Chelsea won the Champions League final for the second time on Saturday, defeating Manchester City 1-0 thanks to a first-half goal from Kai Havertz.
In the 42nd minute, Havertz sprinted onto Mason Mount’s through-pass, skipped past City goalkeeper Ederson Moraes, and dropped the ball into an empty net.
Chelsea has now become the 13th multiple champion of the world’s most prestigious club championship, adding to the first European cup it won in 2012.
A year after losing in the 2020 final with Paris Saint-Germain, manager Thomas Tuchel finally got his hands on the trophy.
City’s lengthy, arduous, and lavishly spent climb to the top of European football is yet unfinished.
Manager Pep Guardiola may come to regret not starting a specialist holding midfielder in his established lineup.
The inventive Spanish coach, who is attempting to win the Champions League for the third time after the club’s last triumph in 2011, has been accused of overthinking his tactics in crucial games in recent years and may have done so again today.
Ilkay Gundogan, City’s leading scorer this season and a revelation in his attacking-midfield role, was forced to play in midfield and failed to protect City’s defense as a result of the switch.
City never had the control Guardiola desired, while Chelsea manager Thomas Tuchel, another tactically brilliant head coach, emerged victorious in his battle with a rival he refers to as “the benchmark.”
City had the monumental job of breaking through Chelsea’s well-drilled defense twice in the second half, a challenge that was made even more difficult when City’s key player Kevin De Bruyne was taken off in the 60th minute after colliding with Antonio Rudiger.

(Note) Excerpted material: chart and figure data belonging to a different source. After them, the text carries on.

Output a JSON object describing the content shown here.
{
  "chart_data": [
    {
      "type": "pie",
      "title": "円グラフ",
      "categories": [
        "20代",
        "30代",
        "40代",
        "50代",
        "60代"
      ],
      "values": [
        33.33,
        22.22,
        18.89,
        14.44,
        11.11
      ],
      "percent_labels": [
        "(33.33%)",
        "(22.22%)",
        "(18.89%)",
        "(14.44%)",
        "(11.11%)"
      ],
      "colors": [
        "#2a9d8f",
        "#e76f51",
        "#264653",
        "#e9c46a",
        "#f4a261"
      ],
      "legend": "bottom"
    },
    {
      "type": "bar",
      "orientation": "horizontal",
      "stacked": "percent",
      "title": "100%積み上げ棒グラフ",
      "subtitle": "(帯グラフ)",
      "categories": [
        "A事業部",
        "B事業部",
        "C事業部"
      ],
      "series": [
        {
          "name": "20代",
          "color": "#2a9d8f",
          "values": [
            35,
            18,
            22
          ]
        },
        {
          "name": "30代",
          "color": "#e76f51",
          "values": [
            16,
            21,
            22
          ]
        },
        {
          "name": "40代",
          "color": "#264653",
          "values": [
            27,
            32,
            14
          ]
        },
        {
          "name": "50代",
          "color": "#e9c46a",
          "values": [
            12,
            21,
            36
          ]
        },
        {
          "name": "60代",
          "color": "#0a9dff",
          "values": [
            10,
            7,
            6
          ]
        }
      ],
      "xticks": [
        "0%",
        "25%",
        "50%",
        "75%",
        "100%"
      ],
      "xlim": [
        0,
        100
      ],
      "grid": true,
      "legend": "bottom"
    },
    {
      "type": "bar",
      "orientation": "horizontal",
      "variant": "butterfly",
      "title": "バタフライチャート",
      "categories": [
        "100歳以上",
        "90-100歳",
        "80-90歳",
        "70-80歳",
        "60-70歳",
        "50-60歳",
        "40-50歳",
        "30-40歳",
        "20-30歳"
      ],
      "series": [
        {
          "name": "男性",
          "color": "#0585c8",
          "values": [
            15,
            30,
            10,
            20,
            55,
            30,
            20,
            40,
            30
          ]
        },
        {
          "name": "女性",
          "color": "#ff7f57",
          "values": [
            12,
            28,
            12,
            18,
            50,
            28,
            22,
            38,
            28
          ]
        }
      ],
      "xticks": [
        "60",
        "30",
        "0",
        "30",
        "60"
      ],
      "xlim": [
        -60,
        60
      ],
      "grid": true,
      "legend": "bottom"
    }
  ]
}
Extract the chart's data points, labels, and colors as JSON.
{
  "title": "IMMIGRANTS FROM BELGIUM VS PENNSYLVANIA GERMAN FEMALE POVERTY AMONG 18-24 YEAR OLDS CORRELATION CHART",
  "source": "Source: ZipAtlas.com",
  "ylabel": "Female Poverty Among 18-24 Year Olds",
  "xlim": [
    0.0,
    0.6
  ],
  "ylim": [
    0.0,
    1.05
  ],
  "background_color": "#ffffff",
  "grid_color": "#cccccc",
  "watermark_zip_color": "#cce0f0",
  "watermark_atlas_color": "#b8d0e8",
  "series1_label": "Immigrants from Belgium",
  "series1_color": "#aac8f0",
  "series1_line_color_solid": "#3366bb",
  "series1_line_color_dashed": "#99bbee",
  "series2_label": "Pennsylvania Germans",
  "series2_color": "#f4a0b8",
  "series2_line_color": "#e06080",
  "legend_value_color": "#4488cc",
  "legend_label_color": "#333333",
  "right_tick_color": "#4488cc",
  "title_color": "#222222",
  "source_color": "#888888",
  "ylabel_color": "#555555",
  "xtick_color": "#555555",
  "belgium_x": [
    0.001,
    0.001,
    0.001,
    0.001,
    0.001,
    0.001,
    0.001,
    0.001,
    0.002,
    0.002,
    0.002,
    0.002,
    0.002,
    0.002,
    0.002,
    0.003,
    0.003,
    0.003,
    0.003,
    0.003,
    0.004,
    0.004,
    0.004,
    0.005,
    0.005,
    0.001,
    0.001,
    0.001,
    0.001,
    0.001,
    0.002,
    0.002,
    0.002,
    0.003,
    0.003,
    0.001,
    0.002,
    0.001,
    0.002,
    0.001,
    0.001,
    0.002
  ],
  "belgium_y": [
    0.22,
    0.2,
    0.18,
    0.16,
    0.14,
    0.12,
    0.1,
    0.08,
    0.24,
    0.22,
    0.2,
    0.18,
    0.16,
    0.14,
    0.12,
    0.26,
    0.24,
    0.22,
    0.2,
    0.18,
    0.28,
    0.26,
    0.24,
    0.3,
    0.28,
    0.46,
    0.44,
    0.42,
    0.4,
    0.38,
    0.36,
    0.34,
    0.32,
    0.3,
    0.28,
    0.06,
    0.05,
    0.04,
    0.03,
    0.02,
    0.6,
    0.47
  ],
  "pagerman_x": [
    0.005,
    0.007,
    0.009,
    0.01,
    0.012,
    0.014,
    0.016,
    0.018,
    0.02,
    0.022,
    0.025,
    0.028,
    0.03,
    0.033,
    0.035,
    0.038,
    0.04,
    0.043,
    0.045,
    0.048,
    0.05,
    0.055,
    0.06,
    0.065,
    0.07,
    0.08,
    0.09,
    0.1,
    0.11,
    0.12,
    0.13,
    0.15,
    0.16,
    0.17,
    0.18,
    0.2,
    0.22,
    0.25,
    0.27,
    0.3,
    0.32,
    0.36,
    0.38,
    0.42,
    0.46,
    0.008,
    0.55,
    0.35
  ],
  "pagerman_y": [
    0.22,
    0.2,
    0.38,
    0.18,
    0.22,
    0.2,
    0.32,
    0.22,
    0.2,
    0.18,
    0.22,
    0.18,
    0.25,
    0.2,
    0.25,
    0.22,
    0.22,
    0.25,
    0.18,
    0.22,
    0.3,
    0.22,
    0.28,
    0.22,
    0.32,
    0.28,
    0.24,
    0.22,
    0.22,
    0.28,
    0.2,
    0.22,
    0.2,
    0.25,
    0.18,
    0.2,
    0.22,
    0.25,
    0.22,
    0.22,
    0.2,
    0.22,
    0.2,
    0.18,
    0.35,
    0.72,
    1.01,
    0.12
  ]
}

Chelsea had retreated and was seeking to counter-attack when City’s Fernandinho came on in the 64th minute. Sergio Aguero’s 15-minute cameo in the final match of his 10-year City career couldn’t save the Premier League champions, whose players were slumped to the ground after the final whistle.
Chelsea’s players then rushed to greet their supporters, who numbered 14,110 in Portugal’s Estádio do Drago, which served as a makeshift arena at the end of a pandemic-plagued season.